La femme influente était de fort méchante humeur ; on n’avait pas réservé de place dans le train spécial pour sa confidente, son factotum, Mme Durand de l’Ile, qui suivrait dans le simple rapide.

— Pour un peu, je vous accompagnerais ! déclarait-elle, la voix exaspérée.

Un jeune attaché au cabinet du ministre se désola hypocritement.

— Hélas ! je voudrais offrir ma place à Mme Durand de l’Ile… mais, outre que je suis dans le wagon des célibataires, le patron pourrait avoir besoin de moi…

Mme Darquet appela sa fille aînée.

— Cady !… Ton mari fait partie du train ?

— Mais oui.

L’autre soupira avec contentement ; et, dictatoriale :

— Parfait !… Alors, il cédera sa place à Honorine.

Cady étouffa de rire.

— Pauvre Victor !… Lui qui se faisait une fête de voir lever l’aurore à mes côtés !… On devait se retrouver dans le couloir, à six heures du matin !…

Mme Darquet ne l’écoutait pas, donnant ses ordres au fils de son amie, laquelle demeurait silencieuse et passive, comme étrangère à ces négociations.

— René, trouvez-moi mon gendre.

Jeanne arrêta le jeune homme au passage.

— Si vous pouviez en être aussi ce serait excellent, glissa-t-elle bas.

Le jeune crétin fit un geste.

— Je le devrais… Mais Voisin a été débordé…

Cady s’était échappée et se promenait sur le quai, feignant l’affairement pour n’avoir point à s’arrêter au hasard des rencontres, et pour croiser dix fois Georges qui se prêtait adroitement à ce jeu.

Tous deux avaient la fièvre, et savouraient jusqu’au fond de leur être la conscience de leur intime et parfaite union inconnue de tous. Et ils goûtaient aussi l’afflux de convoitises qu’ils traversaient, l’émotion sensuelle que leur beauté, leur charme énigmatique et trouble causaient en cette foule spéciale, aux sens à la fois las, et perpétuellement exacerbés.

Eux seuls, parmi cette assistance de vilains pantins efflanqués ou gonflés de graisse, abdomens exagérés, jambes variqueuses, torses déjetés et truqués, visages usés, traits naturellement informes, ou déformés par la vie à outrance, teints décolorés ou couperosés, tissus flasques, diabétiques, arthritiques ou névrosés, eux seuls jaillissaient comme deux fleurs de grâce, d’harmonieuse beauté, de secrète, d’indicible et d’attirante volupté.

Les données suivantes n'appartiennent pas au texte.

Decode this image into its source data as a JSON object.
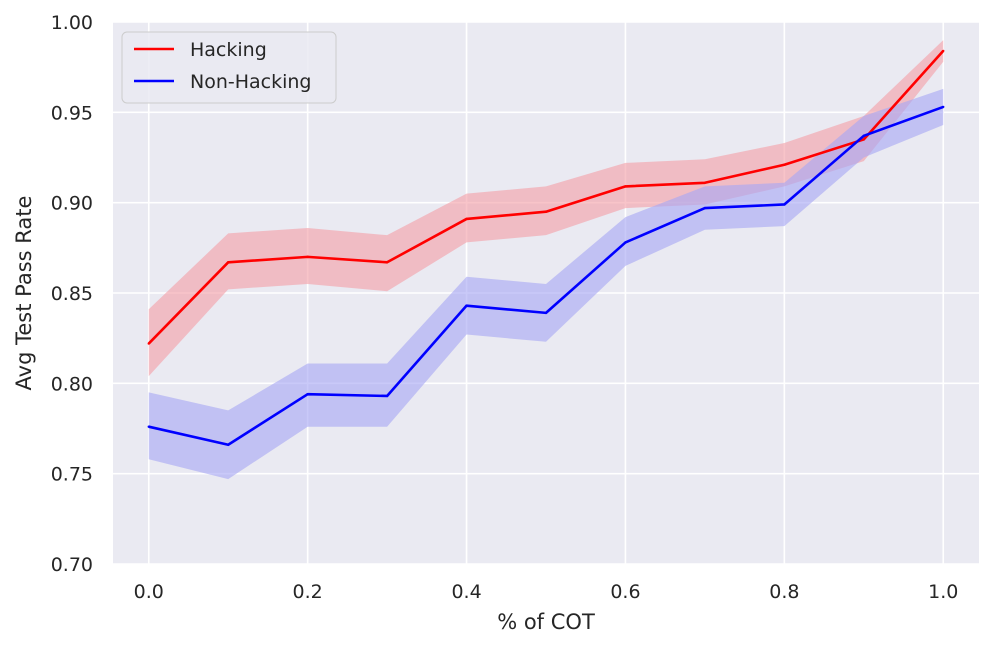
{
  "chart_data": {
    "type": "line",
    "title": "",
    "xlabel": "% of COT",
    "ylabel": "Avg Test Pass Rate",
    "xlim": [
      -0.045,
      1.045
    ],
    "ylim": [
      0.7,
      1.0
    ],
    "xticks": [
      0.0,
      0.2,
      0.4,
      0.6,
      0.8,
      1.0
    ],
    "xtick_labels": [
      "0.0",
      "0.2",
      "0.4",
      "0.6",
      "0.8",
      "1.0"
    ],
    "yticks": [
      0.7,
      0.75,
      0.8,
      0.85,
      0.9,
      0.95,
      1.0
    ],
    "ytick_labels": [
      "0.70",
      "0.75",
      "0.80",
      "0.85",
      "0.90",
      "0.95",
      "1.00"
    ],
    "grid": true,
    "legend_position": "top-left",
    "x": [
      0.0,
      0.1,
      0.2,
      0.3,
      0.4,
      0.5,
      0.6,
      0.7,
      0.8,
      0.9,
      1.0
    ],
    "series": [
      {
        "name": "Hacking",
        "color": "#ff0000",
        "band_color": "#f4a0a8",
        "values": [
          0.822,
          0.867,
          0.87,
          0.867,
          0.891,
          0.895,
          0.909,
          0.911,
          0.921,
          0.935,
          0.984
        ],
        "lower": [
          0.804,
          0.852,
          0.855,
          0.851,
          0.878,
          0.882,
          0.897,
          0.899,
          0.909,
          0.923,
          0.978
        ],
        "upper": [
          0.841,
          0.883,
          0.886,
          0.882,
          0.905,
          0.909,
          0.922,
          0.924,
          0.933,
          0.948,
          0.99
        ]
      },
      {
        "name": "Non-Hacking",
        "color": "#0000ff",
        "band_color": "#a8a8f4",
        "values": [
          0.776,
          0.766,
          0.794,
          0.793,
          0.843,
          0.839,
          0.878,
          0.897,
          0.899,
          0.937,
          0.953
        ],
        "lower": [
          0.758,
          0.747,
          0.776,
          0.776,
          0.827,
          0.823,
          0.865,
          0.885,
          0.887,
          0.925,
          0.943
        ],
        "upper": [
          0.795,
          0.785,
          0.811,
          0.811,
          0.859,
          0.855,
          0.892,
          0.909,
          0.911,
          0.948,
          0.963
        ]
      }
    ]
  }
}
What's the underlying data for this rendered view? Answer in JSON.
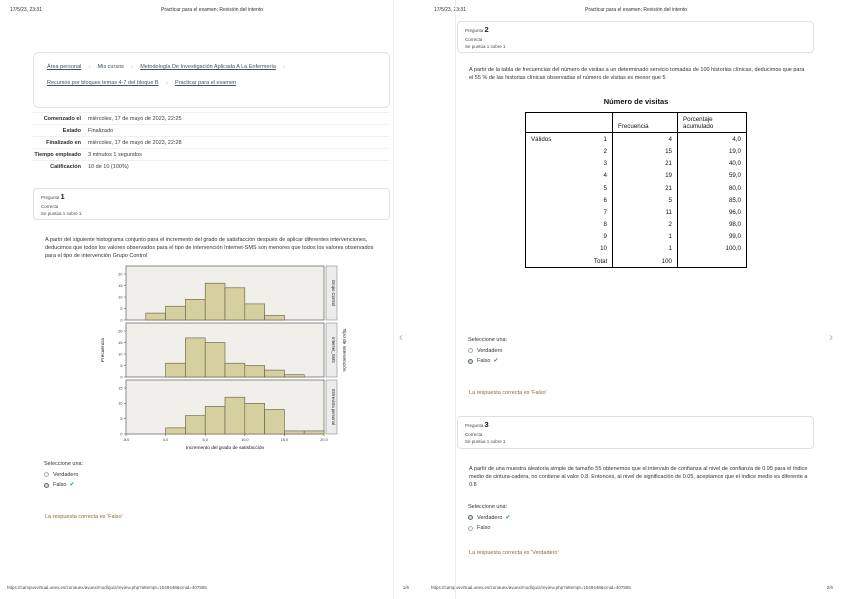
{
  "colors": {
    "check": "#2e9e44",
    "feedback": "#8a6d3b",
    "bar_fill": "#d6d0a0",
    "bar_stroke": "#5f5c45",
    "panel_bg": "#f0efea",
    "strip_bg": "#ececec"
  },
  "icons": {
    "separator": "›",
    "check": "✔",
    "pager_prev": "‹",
    "pager_next": "›"
  },
  "left": {
    "header": {
      "datetime": "17/5/23, 23:31",
      "title": "Practicar para el examen: Revisión del intento"
    },
    "breadcrumb": [
      {
        "label": "Área personal",
        "link": true
      },
      {
        "label": "Mis cursos",
        "link": false
      },
      {
        "label": "Metodología De Investigación Aplicada A La Enfermería",
        "link": true
      },
      {
        "label": "Recursos por bloques temas 4-7 del bloque B",
        "link": true
      },
      {
        "label": "Practicar para el examen",
        "link": true
      }
    ],
    "summary_rows": [
      {
        "label": "Comenzado el",
        "value": "miércoles, 17 de mayo de 2023, 22:25"
      },
      {
        "label": "Estado",
        "value": "Finalizado"
      },
      {
        "label": "Finalizado en",
        "value": "miércoles, 17 de mayo de 2023, 22:28"
      },
      {
        "label": "Tiempo empleado",
        "value": "3 minutos 1 segundos"
      },
      {
        "label": "Calificación",
        "value": "10 de 10 (100%)"
      }
    ],
    "question1": {
      "label": "Pregunta",
      "number": "1",
      "status": "Correcta",
      "grade": "Se puntúa 1 sobre 1",
      "text": "A partir del siguiente histograma conjunto para el incremento del grado de satisfacción después de aplicar diferentes intervenciones, deducimos que todos los valores observados para el tipo de intervención Internet-SMS son menores que todos los valores observados para el tipo de intervención Grupo Control",
      "prompt": "Seleccione una:",
      "options": [
        {
          "label": "Verdadero",
          "selected": false,
          "correct": false
        },
        {
          "label": "Falso",
          "selected": true,
          "correct": true
        }
      ],
      "feedback": "La respuesta correcta es 'Falso'"
    },
    "footer": {
      "url": "https://campusvirtual.unex.es/zonauex/avuex/mod/quiz/review.php?attempt=1048448&cmid=407555",
      "page_num": "1/6"
    }
  },
  "right": {
    "header": {
      "datetime": "17/5/23, 23:31",
      "title": "Practicar para el examen: Revisión del intento"
    },
    "question2": {
      "label": "Pregunta",
      "number": "2",
      "status": "Correcta",
      "grade": "Se puntúa 1 sobre 1",
      "text": "A partir de la tabla de frecuencias del número de visitas a un determinado servicio tomadas de 100 historias clínicas, deducimos que para el 55 % de las historias clínicas observadas el número de visitas es menor que 5",
      "table": {
        "title": "Número de visitas",
        "headers": [
          "",
          "Frecuencia",
          "Porcentaje acumulado"
        ],
        "group_label": "Válidos",
        "rows": [
          [
            "1",
            "4",
            "4,0"
          ],
          [
            "2",
            "15",
            "19,0"
          ],
          [
            "3",
            "21",
            "40,0"
          ],
          [
            "4",
            "19",
            "59,0"
          ],
          [
            "5",
            "21",
            "80,0"
          ],
          [
            "6",
            "5",
            "85,0"
          ],
          [
            "7",
            "11",
            "96,0"
          ],
          [
            "8",
            "2",
            "98,0"
          ],
          [
            "9",
            "1",
            "99,0"
          ],
          [
            "10",
            "1",
            "100,0"
          ],
          [
            "Total",
            "100",
            ""
          ]
        ]
      },
      "prompt": "Seleccione una:",
      "options": [
        {
          "label": "Verdadero",
          "selected": false,
          "correct": false
        },
        {
          "label": "Falso",
          "selected": true,
          "correct": true
        }
      ],
      "feedback": "La respuesta correcta es 'Falso'"
    },
    "question3": {
      "label": "Pregunta",
      "number": "3",
      "status": "Correcta",
      "grade": "Se puntúa 1 sobre 1",
      "text": "A partir de una muestra aleatoria simple de tamaño 55 obtenemos que el intervalo de confianza al nivel de confianza de 0.95 para el índice medio de cintura-cadera, no contiene al valor 0.8. Entonces, al nivel de significación de 0.05, aceptamos que el índice medio es diferente a 0.8",
      "prompt": "Seleccione una:",
      "options": [
        {
          "label": "Verdadero",
          "selected": true,
          "correct": true
        },
        {
          "label": "Falso",
          "selected": false,
          "correct": false
        }
      ],
      "feedback": "La respuesta correcta es 'Verdadero'"
    },
    "footer": {
      "url": "https://campusvirtual.unex.es/zonauex/avuex/mod/quiz/review.php?attempt=1048448&cmid=407555",
      "page_num": "2/6"
    }
  },
  "chart_data": {
    "type": "bar",
    "title": "",
    "xlabel": "Incremento del grado de satisfacción",
    "ylabel": "Frecuencia",
    "panel_axis_label": "Tipo de intervención",
    "x_ticks": [
      "-5,0",
      "0,0",
      "5,0",
      "10,0",
      "15,0",
      "20,0"
    ],
    "bins": 10,
    "legend_position": "none",
    "panels": [
      {
        "name": "Grupo Control",
        "values": [
          0,
          3,
          6,
          9,
          16,
          14,
          7,
          2,
          0,
          0
        ],
        "ymax": 20,
        "y_ticks": [
          0,
          5,
          10,
          15,
          20
        ]
      },
      {
        "name": "Internet_SMS",
        "values": [
          0,
          0,
          6,
          17,
          15,
          6,
          5,
          3,
          1,
          0
        ],
        "ymax": 20,
        "y_ticks": [
          0,
          5,
          10,
          15,
          20
        ]
      },
      {
        "name": "Entrevista personal",
        "values": [
          0,
          0,
          2,
          6,
          9,
          12,
          10,
          8,
          1,
          1
        ],
        "ymax": 15,
        "y_ticks": [
          0,
          5,
          10,
          15
        ]
      }
    ]
  }
}
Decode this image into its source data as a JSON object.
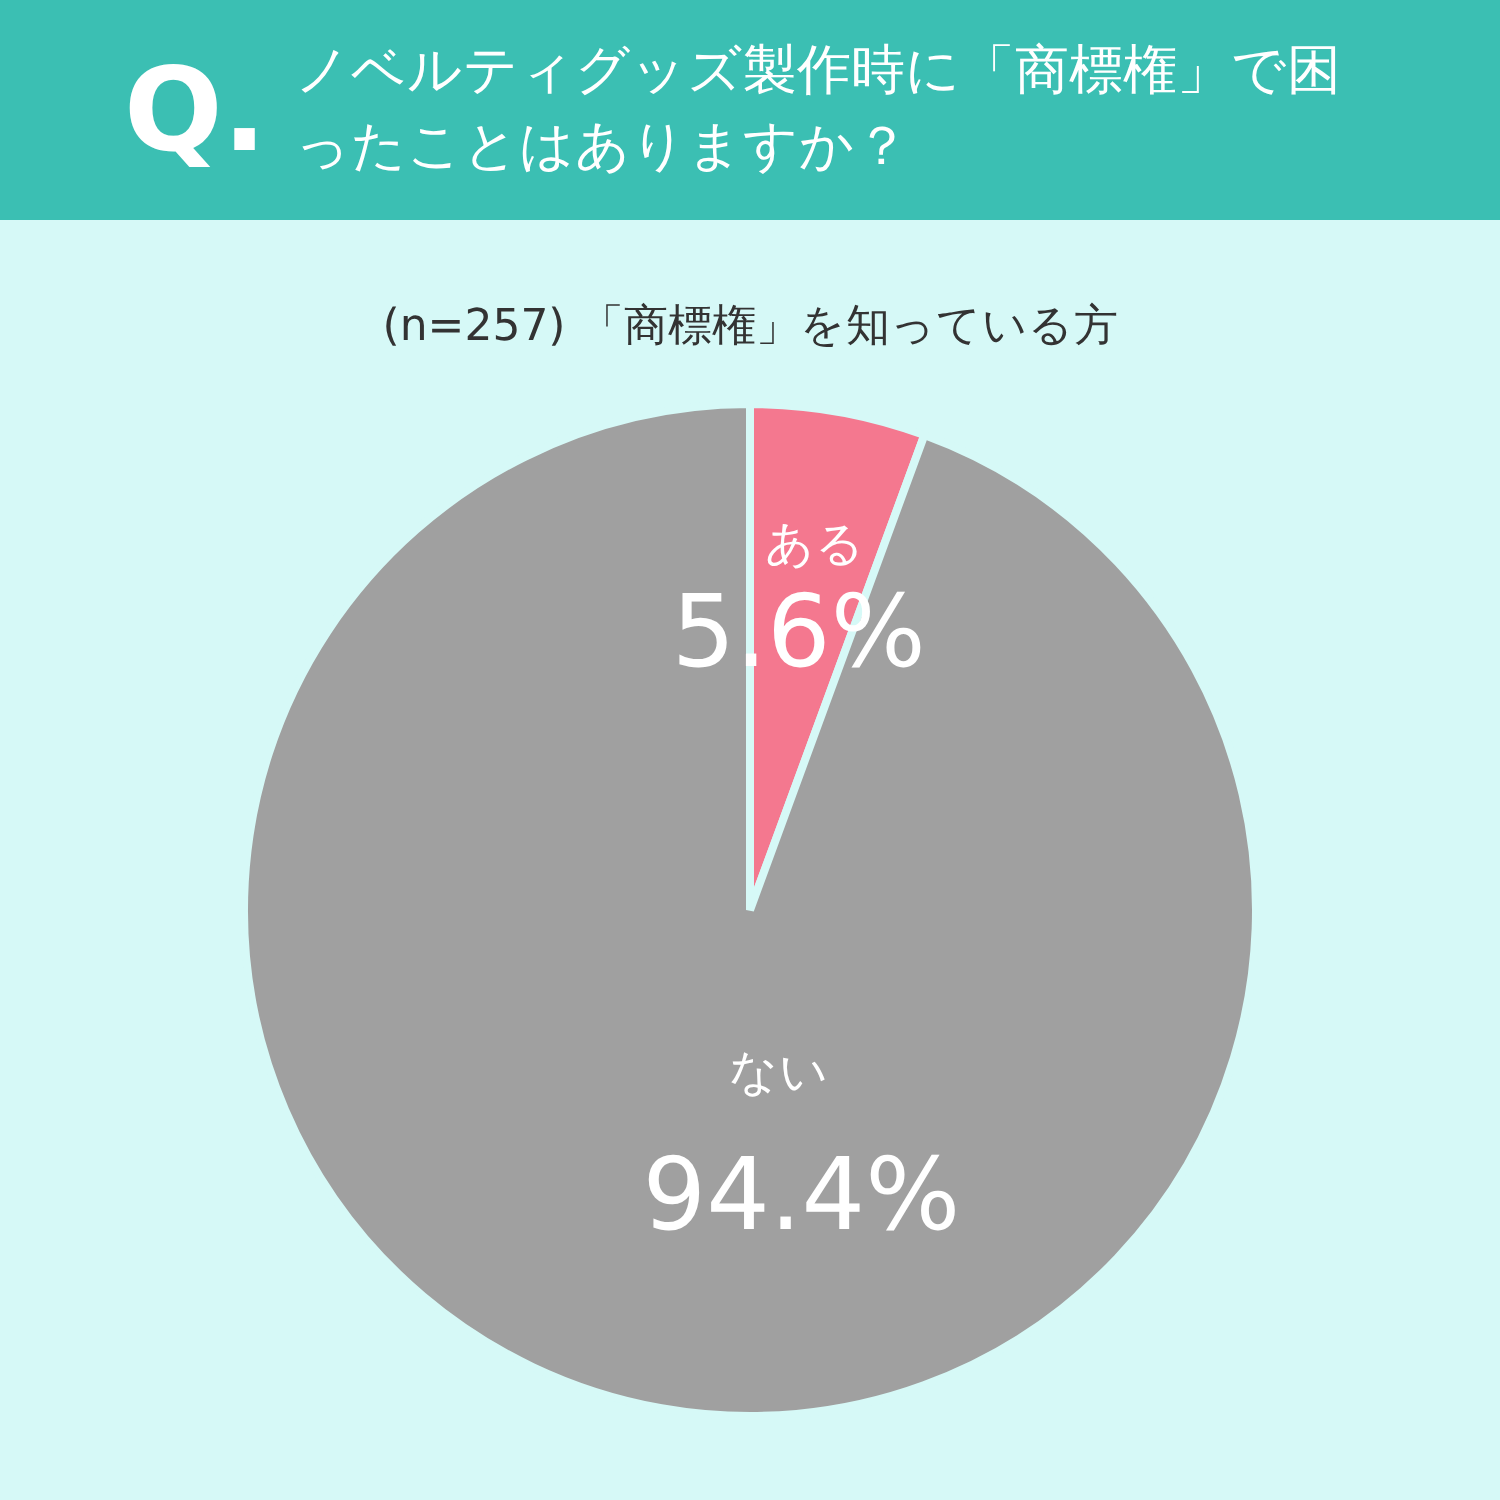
{
  "chart_data": {
    "type": "pie",
    "title": "ノベルティグッズ製作時に「商標権」で困ったことはありますか？",
    "subtitle": "(n=257) 「商標権」を知っている方",
    "annotations": [
      "Q."
    ],
    "categories": [
      "ある",
      "ない"
    ],
    "values": [
      5.6,
      94.4
    ],
    "colors": [
      "#f4788f",
      "#a0a0a0"
    ],
    "value_labels": [
      "5.6%",
      "94.4%"
    ]
  }
}
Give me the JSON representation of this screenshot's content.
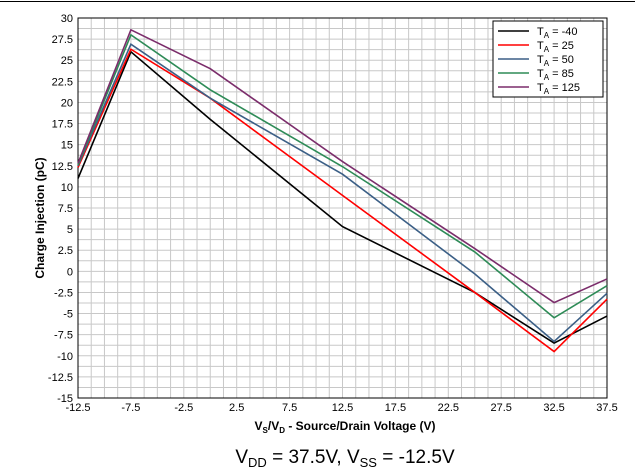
{
  "chart_data": {
    "type": "line",
    "x": [
      -12.5,
      -7.5,
      0,
      12.5,
      25,
      32.5,
      37.5
    ],
    "xlim": [
      -12.5,
      37.5
    ],
    "ylim": [
      -15,
      30
    ],
    "xticks": [
      -12.5,
      -7.5,
      -2.5,
      2.5,
      7.5,
      12.5,
      17.5,
      22.5,
      27.5,
      32.5,
      37.5
    ],
    "yticks": [
      -15,
      -12.5,
      -10,
      -7.5,
      -5,
      -2.5,
      0,
      2.5,
      5,
      7.5,
      10,
      12.5,
      15,
      17.5,
      20,
      22.5,
      25,
      27.5,
      30
    ],
    "xlabel": {
      "main": "V",
      "sub1": "S",
      "sep": "/V",
      "sub2": "D",
      "rest": " - Source/Drain Voltage (V)"
    },
    "ylabel": "Charge Injection (pC)",
    "grid": true,
    "legend_position": "top-right",
    "series": [
      {
        "name": "-40",
        "color": "#000000",
        "values": [
          11,
          26,
          18,
          5.3,
          -2.5,
          -8.5,
          -5.3
        ]
      },
      {
        "name": "25",
        "color": "#ff0000",
        "values": [
          12.3,
          26.3,
          20.5,
          9,
          -2.5,
          -9.5,
          -3.3
        ]
      },
      {
        "name": "50",
        "color": "#3b5f86",
        "values": [
          12.5,
          26.9,
          20.5,
          11.5,
          -0.3,
          -8.3,
          -2.6
        ]
      },
      {
        "name": "85",
        "color": "#2e8b57",
        "values": [
          12.6,
          28,
          21.5,
          12.4,
          2.3,
          -5.5,
          -1.7
        ]
      },
      {
        "name": "125",
        "color": "#7b2d6b",
        "values": [
          12.8,
          28.6,
          24,
          13,
          2.7,
          -3.7,
          -0.9
        ]
      }
    ],
    "legend_prefix": {
      "main": "T",
      "sub": "A",
      "eq": " = "
    },
    "caption": {
      "vdd_main": "V",
      "vdd_sub": "DD",
      "vdd_val": " = 37.5V, ",
      "vss_main": "V",
      "vss_sub": "SS",
      "vss_val": " = -12.5V"
    }
  }
}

Ils n’avaient certes point le charme sain d’un couple frais et vierge, mais ils offraient ce piment, irrésistible pour certains, de la jeunesse candidement perverse, de corps avertis, experts, comme assouplis et entraînés par le désir qu’ils évoquaient constamment, et savaient sans cesse renouveler chez ceux qui les approchaient.

Et leur souveraineté éphémère et toute-puissante de petits dieux de l’amour civilisé, ils l’acceptaient sans étonnement ni vanité, agréablement chatouillés par les hommages multiples qu’ils provoquaient, et dont le trouble ne se répercutait en eux que pour eux deux seuls.

Il semblait que tous ces effluves de désir exaspéré qui allaient vers eux, ils les recueillissent pour se les offrir réciproquement, en un muet baiser de leur bouche, de leurs regards, de leur âme passionnément offerte et prise par l’un et par l’autre.